Of course, these statues didn't just erect themselves. Organizations like the Daughters of the Confederacy (sounds innocent enough, right?) worked to put monuments all over the country. That's how, as journalist and historian Erin Blakemore points out, San Diego ended up with a Jefferson Davis plaque (it was recently removed), and states like Arizona have Jefferson Davis Highways (it was just tarred and feathered).

And of course, we should note that the Daughters of the Confederacy were in league with the Ku Klux Klan.

What a historian can do

"Half the time when historians are writing, they're writing about the present," Foner told Business Insider. Because of that, the way historians have told the story of the Civil War has changed dramatically over the years. 

Right now we are in a moment where we can, again, try to set the story straight.


Until the Civil Rights Movement, slavery was taken out of the forefront of America's narrative of the Civil War. Confederate General Robert E. Lee was seen as a symbol of reconciliation and paired with Lincoln as a peacemaker, but of course, that was a narrow view.

It completely ignored Lee's thoughts about slavery, race, and politics. And perhaps more importantly, it ignored the political reality of the Confederacy.

robert e lee statue duke university


Damage is seen to the face of a statue of Confederate commander General Robert E. Lee at Duke University's Duke Chapel in Durham, North Carolina, U.S. August 17, 2017.

The Confederacy was a society that was built on slavery, that sent men to fight and die in the name of white supremacy. Slavery was in the Confederacy's founding documents. In a speech outlining the values of the new nation, Vice President Alexander Stephens repudiated the US Constitution, which claimed all men were created equal.

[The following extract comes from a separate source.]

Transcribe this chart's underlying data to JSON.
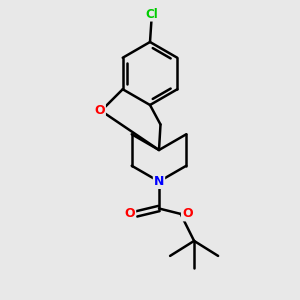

"Our new government is founded upon exactly the opposite idea; its foundations are laid, its corner- stone rests, upon the great truth that the negro is not equal to the white man; that slavery subordination to the superior race is his natural and normal condition. This, our new government, is the first, in the history of the world, based upon this great physical, philosophical, and moral truth."

But Foner has always found that to this day, especially in South, people insist on defending the nature of the Confederacy.


"You know I'm not accusing anyone here of anything," he said "There's not a single person here who owned a slave, it's not an affront. Just read what the secession convention said. If you want to honor your ancestors take their words seriously."

As one South Carolina secessionist, Edmund Bryan, said in 1850 - perverting the words of Revolutionary War hero Patrick Henry - "Give me slavery or give me death."

He wasn't, as many have said of President Donald Trump, to be taken literally not seriously. He wasn't sending an errant tweet. He was saying he'd rather die than give up his slaves.

What a nation can do 

During our conversation, Foner asked me: when Trump is talking about saving history and culture, whose culture is it?

He answered his own question: "Not black people's."

And, he said, "When these Republicans say 'Oh I'm against bigotry" this is baloney these guys have been playing on bigotry in subtly for years."

Republicans have known who they were talking to since the days of Nixon and Goldwater. They were talking to people upset about equality of opportunity for non-whites.


 The only way to stop this is to call these symbols what they are - symbols of white dominance and black subjugation. In fact, they're more than that - they're about subjugating anyone who isn't white and Christian, they're about subjugating Jewish people, Muslims, and the new immigrants that have come to this country. They're about giving legitimacy to the white supremacists who claimed these symbols for their own.

There is no way to give these statues new meaning until we give them their true meaning. It's time to take them down and put them where they belong, in places where we can contextualize why they were erected, and why they will never be glorified again.

This is an opinion column. The thoughts expressed are those of the author.